La Distillerie du quai s’installera sous peu dans l’ancienne caisse populaire Desjardins de Sainte-Angèle-de-Laval, à Bécancour.

Une distillerie dans l’ancienne caisse

Bécancour — Une distillerie verra bientôt le jour dans l’ancienne caisse populaire du secteur Sainte-Angèle-de-Laval, à Bécancour.

Le projet est mené par les mêmes associés qui ont mis sur pied la microbrasserie Ô Quai des Brasseurs, soit Jocelyn et Jean-Claude Parr, Marc Hamel et Steve Garceau, auxquels se sont ajoutés Émile Sauvé, brasseur, et Jean-François Rheault.

«On vise mars ou avril pour l’ouverture, explique M. Rheault. D’ici là, on s’installe, on commence les rénovations dans les prochains jours, puis les équipements vont rentrer.»

La Distillerie du quai souhaite commencer sa production avec du gin, mais ses propriétaires ont déjà d’autres projets en vue. Les propriétaires de la microbrasserie Ô Quai des Brasseurs ayant acheté une encanneuse mobile pour vendre sa bière en canettes, la distillerie compte profiter de cet outil pour vendre un mélange de gin tonic. Les propriétaires de la nouvelle distillerie comptent également se mettre à la production de whisky d’ici quelque temps.

«On a aussi un autre produit en tête pour l’automne ou le temps des Fêtes, mais on veut garder la surprise», ajoute M. Rheault.

Les distilleurs souhaitent également faire de leur commerce un site touristique que les amateurs de spiritueux pourraient visiter. La Distillerie du quai ne sera toutefois pas un bar, mais bien un lieu de dégustation.

L’alambic qu’utilisera la Distillerie du quai est en fabrication à Boise, en Idaho.

«Il va y avoir un grand espace de dégustation, les gens vont pouvoir venir goûter nos produits, précise M. Rheault. On va offrir un forfait pour visiter notre distillerie et les gens pourraient repartir ensuite avec une tasse ou un t-shirt à l’effigie de la distillerie.»

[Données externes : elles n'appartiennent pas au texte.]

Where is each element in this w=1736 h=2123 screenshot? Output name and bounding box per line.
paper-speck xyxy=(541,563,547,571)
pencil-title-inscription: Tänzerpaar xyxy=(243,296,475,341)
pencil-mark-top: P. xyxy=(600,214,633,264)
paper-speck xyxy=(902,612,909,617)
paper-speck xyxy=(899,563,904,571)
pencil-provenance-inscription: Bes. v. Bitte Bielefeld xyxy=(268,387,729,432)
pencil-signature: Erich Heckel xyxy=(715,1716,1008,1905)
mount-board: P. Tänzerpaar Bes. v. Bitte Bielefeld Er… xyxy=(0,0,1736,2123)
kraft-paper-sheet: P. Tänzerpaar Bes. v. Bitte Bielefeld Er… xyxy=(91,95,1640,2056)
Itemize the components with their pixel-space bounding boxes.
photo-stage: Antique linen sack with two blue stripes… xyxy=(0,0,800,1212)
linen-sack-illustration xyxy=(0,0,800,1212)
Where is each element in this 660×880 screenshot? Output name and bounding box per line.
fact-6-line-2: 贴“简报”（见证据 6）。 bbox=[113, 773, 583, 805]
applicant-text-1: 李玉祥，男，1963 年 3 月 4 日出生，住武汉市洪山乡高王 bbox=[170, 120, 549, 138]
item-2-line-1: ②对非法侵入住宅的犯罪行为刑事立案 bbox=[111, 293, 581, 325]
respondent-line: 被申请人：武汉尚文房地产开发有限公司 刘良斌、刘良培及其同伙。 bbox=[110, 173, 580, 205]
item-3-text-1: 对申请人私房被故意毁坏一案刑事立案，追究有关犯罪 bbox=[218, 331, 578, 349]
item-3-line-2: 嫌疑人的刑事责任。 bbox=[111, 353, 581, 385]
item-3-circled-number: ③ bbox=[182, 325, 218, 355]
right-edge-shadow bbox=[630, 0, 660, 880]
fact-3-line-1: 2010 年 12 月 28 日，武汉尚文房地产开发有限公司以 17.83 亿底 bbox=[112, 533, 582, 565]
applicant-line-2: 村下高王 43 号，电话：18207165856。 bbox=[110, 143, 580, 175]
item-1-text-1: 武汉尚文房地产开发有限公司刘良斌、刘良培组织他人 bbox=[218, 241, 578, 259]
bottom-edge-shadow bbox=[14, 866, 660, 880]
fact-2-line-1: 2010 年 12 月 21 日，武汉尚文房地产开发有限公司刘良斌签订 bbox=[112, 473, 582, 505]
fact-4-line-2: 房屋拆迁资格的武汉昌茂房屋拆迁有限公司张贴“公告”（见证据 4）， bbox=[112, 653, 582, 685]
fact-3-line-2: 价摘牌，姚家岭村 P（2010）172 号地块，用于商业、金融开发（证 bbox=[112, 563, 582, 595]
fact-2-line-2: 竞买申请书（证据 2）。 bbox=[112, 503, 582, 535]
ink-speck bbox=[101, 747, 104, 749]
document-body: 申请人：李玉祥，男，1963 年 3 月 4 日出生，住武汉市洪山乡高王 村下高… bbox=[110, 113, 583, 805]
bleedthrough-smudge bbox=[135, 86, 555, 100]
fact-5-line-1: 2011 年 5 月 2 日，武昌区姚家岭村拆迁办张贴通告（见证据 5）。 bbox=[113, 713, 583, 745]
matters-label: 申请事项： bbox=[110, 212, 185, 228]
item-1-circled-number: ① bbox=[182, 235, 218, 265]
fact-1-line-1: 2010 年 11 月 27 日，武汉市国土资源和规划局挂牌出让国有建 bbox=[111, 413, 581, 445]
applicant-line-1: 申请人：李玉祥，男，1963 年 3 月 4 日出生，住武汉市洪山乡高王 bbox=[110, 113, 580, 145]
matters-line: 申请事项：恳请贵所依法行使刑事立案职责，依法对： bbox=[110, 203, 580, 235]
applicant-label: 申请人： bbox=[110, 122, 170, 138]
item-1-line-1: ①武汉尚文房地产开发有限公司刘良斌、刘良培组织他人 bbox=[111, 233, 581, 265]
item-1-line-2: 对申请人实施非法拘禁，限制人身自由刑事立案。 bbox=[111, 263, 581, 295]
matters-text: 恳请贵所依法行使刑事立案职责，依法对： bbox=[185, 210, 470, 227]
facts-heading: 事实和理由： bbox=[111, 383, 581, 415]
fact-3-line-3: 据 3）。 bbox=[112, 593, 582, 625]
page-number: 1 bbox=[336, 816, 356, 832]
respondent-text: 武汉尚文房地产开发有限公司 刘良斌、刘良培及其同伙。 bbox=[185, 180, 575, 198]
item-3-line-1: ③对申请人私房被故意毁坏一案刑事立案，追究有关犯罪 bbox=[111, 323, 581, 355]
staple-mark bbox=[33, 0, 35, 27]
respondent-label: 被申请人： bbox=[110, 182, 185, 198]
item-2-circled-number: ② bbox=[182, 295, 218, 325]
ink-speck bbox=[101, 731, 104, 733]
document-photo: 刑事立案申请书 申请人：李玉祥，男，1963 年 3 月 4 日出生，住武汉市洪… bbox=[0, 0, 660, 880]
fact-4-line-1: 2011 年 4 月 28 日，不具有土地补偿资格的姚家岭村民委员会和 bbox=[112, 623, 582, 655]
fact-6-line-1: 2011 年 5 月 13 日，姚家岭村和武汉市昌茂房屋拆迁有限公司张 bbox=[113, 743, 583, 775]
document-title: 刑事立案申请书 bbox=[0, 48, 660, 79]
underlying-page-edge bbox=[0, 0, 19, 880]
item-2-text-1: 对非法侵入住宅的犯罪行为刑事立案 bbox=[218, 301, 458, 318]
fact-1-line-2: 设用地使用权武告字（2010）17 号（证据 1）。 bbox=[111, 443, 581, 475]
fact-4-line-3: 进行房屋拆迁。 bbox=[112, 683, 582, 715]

Les entrepreneurs souhaitent également aménager un espace pouvant recevoir des musiciens, dans l’optique de donner quelques spectacles pendant que les visiteurs dégustent les produits de la distillerie.

«On discute avec l’ADISQ, avec le FestiVoix et on est en contact avec quelques artistes déjà», souligne M. Rheault.

La voûte de l’ancienne caisse populaire pourrait également être recyclée pour y faire une activité à saveur historique, soit sur le thème de la prohibition, de l’histoire du gin ou encore sur l’histoire de Sainte-Angèle-de-Laval.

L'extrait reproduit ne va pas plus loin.